Model for Th cell differentiation from naive CD4⁺ T cells. In the presence of IL-12, differentiation of naive CD4⁺ T cells into Th1 cells requires activation of the master regulator transcription factor T-bet through STAT1 and STAT4. Th1 cells produce IFN-γ and are involved in cell-mediated immunity against intracellular bacteria and viruses. IL-4 promotes the activation of STAT6 and GATA3, which are responsible for Th2 cell differentiation. Th2 cells are important in humoral immunity against parasites, an action that is mediated through their production of IL-4, IL-5 and IL-13. The combination of TGF-β and proinflammatory cytokines, such as IL-6 and IL-23, drives the differentiation of naive CD4⁺ T cells into IL-17-producing Th cells (Th17) through the regulation of STAT3 and RORγt. Th17 cells play a critical role in host protection against extracellular pathogens and in inflammatory autoimmune diseases.

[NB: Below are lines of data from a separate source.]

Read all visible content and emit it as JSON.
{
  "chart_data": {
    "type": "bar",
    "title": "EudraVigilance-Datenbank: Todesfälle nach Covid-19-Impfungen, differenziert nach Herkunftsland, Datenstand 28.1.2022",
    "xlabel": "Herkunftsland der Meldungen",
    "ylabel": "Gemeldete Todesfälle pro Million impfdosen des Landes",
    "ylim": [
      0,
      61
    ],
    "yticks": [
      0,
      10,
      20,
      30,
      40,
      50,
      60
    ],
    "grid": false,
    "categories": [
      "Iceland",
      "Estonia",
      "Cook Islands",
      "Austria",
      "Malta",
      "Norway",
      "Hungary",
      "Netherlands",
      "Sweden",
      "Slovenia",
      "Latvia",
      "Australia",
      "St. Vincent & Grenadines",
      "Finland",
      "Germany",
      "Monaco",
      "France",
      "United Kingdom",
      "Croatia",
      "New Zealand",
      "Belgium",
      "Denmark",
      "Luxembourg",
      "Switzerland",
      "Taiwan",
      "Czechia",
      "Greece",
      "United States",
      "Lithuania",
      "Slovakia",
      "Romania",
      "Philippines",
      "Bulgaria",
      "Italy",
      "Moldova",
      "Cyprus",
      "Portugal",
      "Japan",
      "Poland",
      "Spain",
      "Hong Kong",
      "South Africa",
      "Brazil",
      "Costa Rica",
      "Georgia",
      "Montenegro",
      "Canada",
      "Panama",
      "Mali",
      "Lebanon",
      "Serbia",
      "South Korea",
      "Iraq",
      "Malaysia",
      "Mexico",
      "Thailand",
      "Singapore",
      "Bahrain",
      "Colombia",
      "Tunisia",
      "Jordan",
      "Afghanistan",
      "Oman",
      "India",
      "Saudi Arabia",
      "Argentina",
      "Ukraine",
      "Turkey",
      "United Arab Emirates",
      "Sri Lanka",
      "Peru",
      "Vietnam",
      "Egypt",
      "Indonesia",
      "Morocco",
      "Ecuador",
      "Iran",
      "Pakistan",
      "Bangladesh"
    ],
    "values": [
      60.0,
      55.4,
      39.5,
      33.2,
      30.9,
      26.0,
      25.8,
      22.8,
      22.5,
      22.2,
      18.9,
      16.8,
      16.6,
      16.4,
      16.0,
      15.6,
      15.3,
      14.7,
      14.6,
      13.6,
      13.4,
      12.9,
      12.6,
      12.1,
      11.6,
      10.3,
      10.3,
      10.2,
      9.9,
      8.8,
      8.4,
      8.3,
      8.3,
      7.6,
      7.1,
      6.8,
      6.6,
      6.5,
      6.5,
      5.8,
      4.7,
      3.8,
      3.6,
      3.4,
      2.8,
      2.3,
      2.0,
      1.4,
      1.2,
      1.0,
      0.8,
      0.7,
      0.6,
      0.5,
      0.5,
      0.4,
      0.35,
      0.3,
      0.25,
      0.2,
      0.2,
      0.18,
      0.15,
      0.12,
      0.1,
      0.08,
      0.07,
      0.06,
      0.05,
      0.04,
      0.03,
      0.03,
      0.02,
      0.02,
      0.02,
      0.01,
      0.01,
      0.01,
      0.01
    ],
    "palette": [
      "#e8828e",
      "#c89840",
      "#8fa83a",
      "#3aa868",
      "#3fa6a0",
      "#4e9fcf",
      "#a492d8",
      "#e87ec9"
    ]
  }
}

In addition, TGF-β can induce differentiation of naive CD4⁺ T cells into Foxp3⁺ Treg cells, which produce TGF-β and IL-10 and act as modulators of immune responses. APC, antigen-presenting cell; Foxp3⁺, forkhead box p3⁺; IFN, interferon; MHC–TCR, major histocompatibility complex–T-cell receptor; ROR, retinoid-related orphan receptor; TGF, transforming growth factor; Th, T helper; Treg, regulatory T.